New Objectivity: Modern German Art in the Weimar Republic, 1919–1933
Germany’s Weimar Republic, established between the end of World War I and the Nazi rise to power, was a thriving laboratory of art and culture. As the country experienced unprecedented and often tumultuous social, economic, and political upheaval, many artists rejected Expressionism in favor of a new realism to capture this emerging society. Dubbed Neue Sachlichkeit—New Objectivity—its adherents turned a cold eye on the new Germany: its desperate prostitutes, crippled war veterans, and alienated urban landscapes, but also its emancipated New Woman, modern architecture, and mass-produced commodities.

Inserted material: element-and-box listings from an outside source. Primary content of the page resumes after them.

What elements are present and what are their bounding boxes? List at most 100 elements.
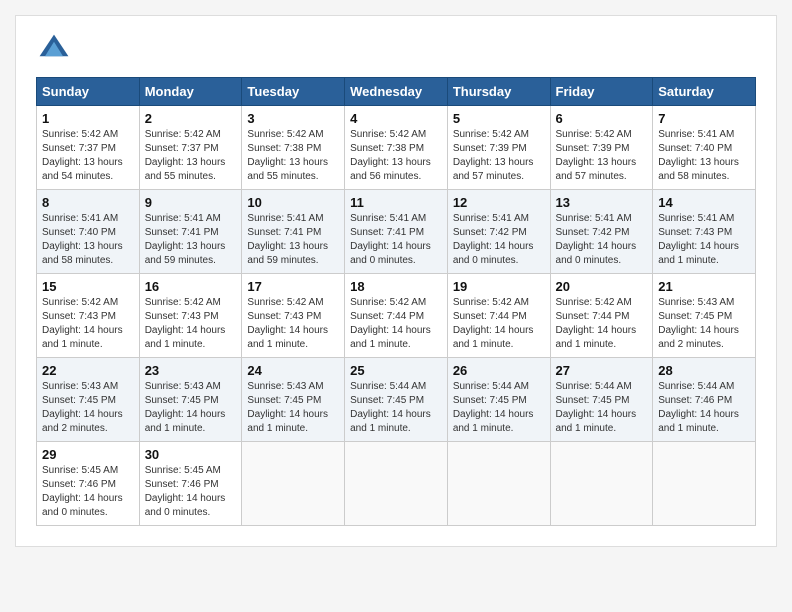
calendar-week-5: 29 Sunrise: 5:45 AM Sunset: 7:46 PM Dayli… bbox=[37, 442, 756, 526]
day-number: 12 bbox=[453, 195, 545, 210]
calendar-cell: 13Sunrise: 5:41 AM Sunset: 7:42 PM Dayli… bbox=[550, 190, 653, 274]
day-number: 29 bbox=[42, 447, 134, 462]
calendar-body: 1 Sunrise: 5:42 AM Sunset: 7:37 PM Daylig… bbox=[37, 106, 756, 526]
calendar-week-2: 8 Sunrise: 5:41 AM Sunset: 7:40 PM Daylig… bbox=[37, 190, 756, 274]
day-info: Sunrise: 5:42 AM Sunset: 7:44 PM Dayligh… bbox=[556, 296, 648, 352]
calendar-cell: 11 Sunrise: 5:41 AM Sunset: 7:41 PM Dayli… bbox=[345, 190, 448, 274]
calendar-cell: 25 Sunrise: 5:44 AM Sunset: 7:45 PM Dayli… bbox=[345, 358, 448, 442]
calendar-cell: 12 Sunrise: 5:41 AM Sunset: 7:42 PM Dayli… bbox=[447, 190, 550, 274]
calendar-cell: 1 Sunrise: 5:42 AM Sunset: 7:37 PM Daylig… bbox=[37, 106, 140, 190]
calendar-week-1: 1 Sunrise: 5:42 AM Sunset: 7:37 PM Daylig… bbox=[37, 106, 756, 190]
calendar-cell: 14 Sunrise: 5:41 AM Sunset: 7:43 PM Dayli… bbox=[653, 190, 756, 274]
calendar-cell bbox=[447, 442, 550, 526]
day-number: 24 bbox=[247, 363, 339, 378]
day-info: Sunrise: 5:44 AM Sunset: 7:45 PM Dayligh… bbox=[350, 380, 442, 436]
day-info: Sunrise: 5:41 AM Sunset: 7:41 PM Dayligh… bbox=[145, 212, 237, 268]
header-cell-saturday: Saturday bbox=[653, 78, 756, 106]
day-info: Sunrise: 5:41 AM Sunset: 7:43 PM Dayligh… bbox=[658, 212, 750, 268]
day-info: Sunrise: 5:43 AM Sunset: 7:45 PM Dayligh… bbox=[42, 380, 134, 436]
day-info: Sunrise: 5:42 AM Sunset: 7:43 PM Dayligh… bbox=[145, 296, 237, 352]
calendar-cell: 18Sunrise: 5:42 AM Sunset: 7:44 PM Dayli… bbox=[345, 274, 448, 358]
day-number: 17 bbox=[247, 279, 339, 294]
day-number: 16 bbox=[145, 279, 237, 294]
day-number: 18 bbox=[350, 279, 442, 294]
calendar-week-4: 22 Sunrise: 5:43 AM Sunset: 7:45 PM Dayli… bbox=[37, 358, 756, 442]
calendar-cell: 2 Sunrise: 5:42 AM Sunset: 7:37 PM Daylig… bbox=[139, 106, 242, 190]
day-number: 22 bbox=[42, 363, 134, 378]
calendar-cell bbox=[242, 442, 345, 526]
calendar-cell: 16 Sunrise: 5:42 AM Sunset: 7:43 PM Dayli… bbox=[139, 274, 242, 358]
day-number: 4 bbox=[350, 111, 442, 126]
calendar-cell: 22 Sunrise: 5:43 AM Sunset: 7:45 PM Dayli… bbox=[37, 358, 140, 442]
day-info: Sunrise: 5:44 AM Sunset: 7:45 PM Dayligh… bbox=[556, 380, 648, 436]
calendar-cell: 30Sunrise: 5:45 AM Sunset: 7:46 PM Dayli… bbox=[139, 442, 242, 526]
logo bbox=[36, 31, 77, 67]
day-info: Sunrise: 5:42 AM Sunset: 7:39 PM Dayligh… bbox=[453, 128, 545, 184]
calendar-cell: 4Sunrise: 5:42 AM Sunset: 7:38 PM Daylig… bbox=[345, 106, 448, 190]
day-number: 15 bbox=[42, 279, 134, 294]
header-cell-monday: Monday bbox=[139, 78, 242, 106]
calendar-cell: 20Sunrise: 5:42 AM Sunset: 7:44 PM Dayli… bbox=[550, 274, 653, 358]
logo-icon bbox=[36, 31, 72, 67]
day-info: Sunrise: 5:43 AM Sunset: 7:45 PM Dayligh… bbox=[145, 380, 237, 436]
calendar-cell: 6Sunrise: 5:42 AM Sunset: 7:39 PM Daylig… bbox=[550, 106, 653, 190]
day-info: Sunrise: 5:44 AM Sunset: 7:46 PM Dayligh… bbox=[658, 380, 750, 436]
day-number: 8 bbox=[42, 195, 134, 210]
day-number: 1 bbox=[42, 111, 134, 126]
day-number: 10 bbox=[247, 195, 339, 210]
day-number: 7 bbox=[658, 111, 750, 126]
day-number: 23 bbox=[145, 363, 237, 378]
calendar-cell: 7Sunrise: 5:41 AM Sunset: 7:40 PM Daylig… bbox=[653, 106, 756, 190]
day-info: Sunrise: 5:42 AM Sunset: 7:37 PM Dayligh… bbox=[42, 128, 134, 184]
calendar-cell: 8 Sunrise: 5:41 AM Sunset: 7:40 PM Daylig… bbox=[37, 190, 140, 274]
calendar-week-3: 15 Sunrise: 5:42 AM Sunset: 7:43 PM Dayli… bbox=[37, 274, 756, 358]
header-cell-thursday: Thursday bbox=[447, 78, 550, 106]
calendar-table: SundayMondayTuesdayWednesdayThursdayFrid… bbox=[36, 77, 756, 526]
day-number: 14 bbox=[658, 195, 750, 210]
calendar-cell: 24Sunrise: 5:43 AM Sunset: 7:45 PM Dayli… bbox=[242, 358, 345, 442]
calendar-cell bbox=[550, 442, 653, 526]
calendar-cell: 17 Sunrise: 5:42 AM Sunset: 7:43 PM Dayli… bbox=[242, 274, 345, 358]
day-info: Sunrise: 5:44 AM Sunset: 7:45 PM Dayligh… bbox=[453, 380, 545, 436]
day-number: 21 bbox=[658, 279, 750, 294]
header-cell-wednesday: Wednesday bbox=[345, 78, 448, 106]
day-info: Sunrise: 5:42 AM Sunset: 7:37 PM Dayligh… bbox=[145, 128, 237, 184]
calendar-cell: 15 Sunrise: 5:42 AM Sunset: 7:43 PM Dayli… bbox=[37, 274, 140, 358]
calendar-cell: 26 Sunrise: 5:44 AM Sunset: 7:45 PM Dayli… bbox=[447, 358, 550, 442]
day-number: 25 bbox=[350, 363, 442, 378]
calendar-cell: 23 Sunrise: 5:43 AM Sunset: 7:45 PM Dayli… bbox=[139, 358, 242, 442]
day-info: Sunrise: 5:41 AM Sunset: 7:41 PM Dayligh… bbox=[247, 212, 339, 268]
day-info: Sunrise: 5:42 AM Sunset: 7:44 PM Dayligh… bbox=[453, 296, 545, 352]
day-number: 11 bbox=[350, 195, 442, 210]
day-info: Sunrise: 5:42 AM Sunset: 7:43 PM Dayligh… bbox=[247, 296, 339, 352]
header-cell-tuesday: Tuesday bbox=[242, 78, 345, 106]
calendar-cell: 19Sunrise: 5:42 AM Sunset: 7:44 PM Dayli… bbox=[447, 274, 550, 358]
calendar-cell: 29 Sunrise: 5:45 AM Sunset: 7:46 PM Dayli… bbox=[37, 442, 140, 526]
calendar-cell: 21 Sunrise: 5:43 AM Sunset: 7:45 PM Dayli… bbox=[653, 274, 756, 358]
calendar-cell bbox=[653, 442, 756, 526]
header-row: SundayMondayTuesdayWednesdayThursdayFrid… bbox=[37, 78, 756, 106]
calendar-page: SundayMondayTuesdayWednesdayThursdayFrid… bbox=[15, 15, 777, 547]
day-info: Sunrise: 5:42 AM Sunset: 7:38 PM Dayligh… bbox=[247, 128, 339, 184]
day-number: 26 bbox=[453, 363, 545, 378]
day-info: Sunrise: 5:45 AM Sunset: 7:46 PM Dayligh… bbox=[42, 464, 134, 520]
day-info: Sunrise: 5:41 AM Sunset: 7:41 PM Dayligh… bbox=[350, 212, 442, 268]
day-info: Sunrise: 5:42 AM Sunset: 7:43 PM Dayligh… bbox=[42, 296, 134, 352]
header-cell-friday: Friday bbox=[550, 78, 653, 106]
calendar-cell: 28 Sunrise: 5:44 AM Sunset: 7:46 PM Dayli… bbox=[653, 358, 756, 442]
day-number: 6 bbox=[556, 111, 648, 126]
header bbox=[36, 31, 756, 67]
day-number: 2 bbox=[145, 111, 237, 126]
day-info: Sunrise: 5:43 AM Sunset: 7:45 PM Dayligh… bbox=[658, 296, 750, 352]
day-number: 3 bbox=[247, 111, 339, 126]
calendar-cell: 27Sunrise: 5:44 AM Sunset: 7:45 PM Dayli… bbox=[550, 358, 653, 442]
day-info: Sunrise: 5:41 AM Sunset: 7:40 PM Dayligh… bbox=[42, 212, 134, 268]
day-info: Sunrise: 5:45 AM Sunset: 7:46 PM Dayligh… bbox=[145, 464, 237, 520]
day-number: 5 bbox=[453, 111, 545, 126]
day-info: Sunrise: 5:41 AM Sunset: 7:42 PM Dayligh… bbox=[453, 212, 545, 268]
calendar-cell: 3 Sunrise: 5:42 AM Sunset: 7:38 PM Daylig… bbox=[242, 106, 345, 190]
header-cell-sunday: Sunday bbox=[37, 78, 140, 106]
calendar-cell: 5 Sunrise: 5:42 AM Sunset: 7:39 PM Daylig… bbox=[447, 106, 550, 190]
day-number: 28 bbox=[658, 363, 750, 378]
calendar-cell: 10 Sunrise: 5:41 AM Sunset: 7:41 PM Dayli… bbox=[242, 190, 345, 274]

New Objectivity: Modern German Art in the Weimar Republic, 1919–1933 is the first comprehensive exhibition in the United States to explore the dominant artistic trends of this period. Organized around five thematic sections and featuring 180 works by more than 50 artists, the exhibition mixes painting, photography, and works on paper to bring them into a visual dialogue. Key figures of modernism, such as Max Beckmann, Otto Dix, George Grosz, August Sander, and Christian Schad are featured alongside lesser-known artists such as Aenne Biermann, Heinrich Maria Davringhausen, Hans Finsler, Carl Grossberg, Lotte Jacobi, Alexander Kanoldt, and Georg Schrimpf.